Bientôt plus aucun train vers le port de Bruxelles ? Fin 2020, Infrabel devra démonter la ligne qui y mène

Le port de Bruxelles gère 6 kilomètres de quais et 14 kilomètres de voies d’eau. 200 entreprises sont installées sur les 107 hectares de superficie du domaine portuaires. 7,3 millions de tonnes de marchandises ont été transportées et transitées par le port en 2018.
Le port de Bruxelles gère 6 kilomètres de quais et 14 kilomètres de voies d’eau. 200 entreprises sont installées sur les 107 hectares de superficie du domaine portuaires. 7,3 millions de tonnes de marchandises ont été transportées et transitées par le port en 2018. - © Tous droits réservés

L’histoire est kafkaïenne ou plutôt bien belge. Le 31 décembre 2020, Infrabel devra démonter la ligne 26A qui mène au port bruxellois sous peine de lourdes amendes. "On parle de 7 millions d’astreintes financières chaque année de dépassement", explique un des porte-paroles du gestionnaire de l’infrastructure ferroviaire belge.

En cause : un arrêté royal de 2004 qui le stipule. Il avait été pris par le gouvernement fédéral de l’époque. Sauf qu’aujourd’hui, avec la prise de conscience environnementale, plus personne ne veut la supprimer. Elle permet en effet à des trains de marchandises d’accéder au port. Sans cette ligne, il y aurait 3500 camions en transit en plus dans la capitale selon Bruzz, le journal bruxellois.
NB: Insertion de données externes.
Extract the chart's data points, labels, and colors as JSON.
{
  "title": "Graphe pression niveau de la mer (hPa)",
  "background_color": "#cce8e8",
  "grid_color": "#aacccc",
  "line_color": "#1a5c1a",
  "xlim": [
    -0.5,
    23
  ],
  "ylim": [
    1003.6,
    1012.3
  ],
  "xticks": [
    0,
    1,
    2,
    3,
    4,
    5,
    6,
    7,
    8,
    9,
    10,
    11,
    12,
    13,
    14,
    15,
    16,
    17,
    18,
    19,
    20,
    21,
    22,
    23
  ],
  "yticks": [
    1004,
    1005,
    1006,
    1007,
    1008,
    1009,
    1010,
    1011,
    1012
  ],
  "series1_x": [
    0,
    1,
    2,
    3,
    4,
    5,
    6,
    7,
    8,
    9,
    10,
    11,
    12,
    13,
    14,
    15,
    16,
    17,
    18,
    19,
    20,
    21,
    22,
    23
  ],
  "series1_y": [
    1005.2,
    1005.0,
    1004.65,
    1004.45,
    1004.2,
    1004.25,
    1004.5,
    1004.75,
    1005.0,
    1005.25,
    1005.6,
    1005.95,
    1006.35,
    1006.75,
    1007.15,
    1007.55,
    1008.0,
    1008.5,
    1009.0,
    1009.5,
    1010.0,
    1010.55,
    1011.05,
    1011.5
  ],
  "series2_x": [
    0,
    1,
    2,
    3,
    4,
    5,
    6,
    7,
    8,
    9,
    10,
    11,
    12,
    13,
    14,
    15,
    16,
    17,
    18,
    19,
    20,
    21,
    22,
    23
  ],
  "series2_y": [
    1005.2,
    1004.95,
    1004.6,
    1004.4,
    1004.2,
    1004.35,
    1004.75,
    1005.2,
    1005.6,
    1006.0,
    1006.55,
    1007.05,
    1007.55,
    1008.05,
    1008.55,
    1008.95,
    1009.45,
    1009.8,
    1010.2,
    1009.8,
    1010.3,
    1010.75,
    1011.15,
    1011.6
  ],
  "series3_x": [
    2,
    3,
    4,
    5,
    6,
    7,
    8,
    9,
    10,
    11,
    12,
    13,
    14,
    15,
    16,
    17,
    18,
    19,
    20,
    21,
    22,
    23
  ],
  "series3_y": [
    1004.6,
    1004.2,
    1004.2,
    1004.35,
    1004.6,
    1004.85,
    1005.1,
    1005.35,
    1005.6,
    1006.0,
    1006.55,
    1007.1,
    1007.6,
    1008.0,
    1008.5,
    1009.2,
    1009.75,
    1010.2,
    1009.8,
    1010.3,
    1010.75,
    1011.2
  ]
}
Comment en est-on arrivé là ?

Tout démarre en 2004 avec ce fameux arrêté royal. Il est pris pour céder des terrains de la SNCB sur lequel se trouve la ligne au Fonds pour l’infrastructure ferroviaire. Dans cette grande parcelle se trouve une zone de 40 hectares de Schaerbeek formation. Un lieu qui va être convoité par la Région bruxelloise. En 2007, un projet d’y construire un stade national de football est lancé. Avant d’être abandonné en 2013.

Puis, les années passent. Mais la région veut toujours racheter le terrain. Des négociations sont lancées entre tous les acteurs (le port de Bruxelles, le fédéral, la Région bruxelloise, Infrabel et le Fonds pour l’infrastructure ferroviaire). Mais elles capotent.

Le port soutenu par la Région décide alors de saisir la justice. C’était en 2018. "La difficulté, au départ, c’est qu’il y a eu un changement de vision de la part de la Région de Bruxelles-capitale par rapport à l’affectation de Schaerbeek formation", explique François Bellot ministre fédéral de la mobilité. "Initialement, il était prévu d’y mettre le stade national. Mais l’arrêté royal est toujours bien là. Il a été impossible de trouver un compromis entre les différents acteurs. Donc, maintenant, on en est à une action devant le tribunal de première instance de Bruxelles qui va trancher dans cette affaire qui est très complexe".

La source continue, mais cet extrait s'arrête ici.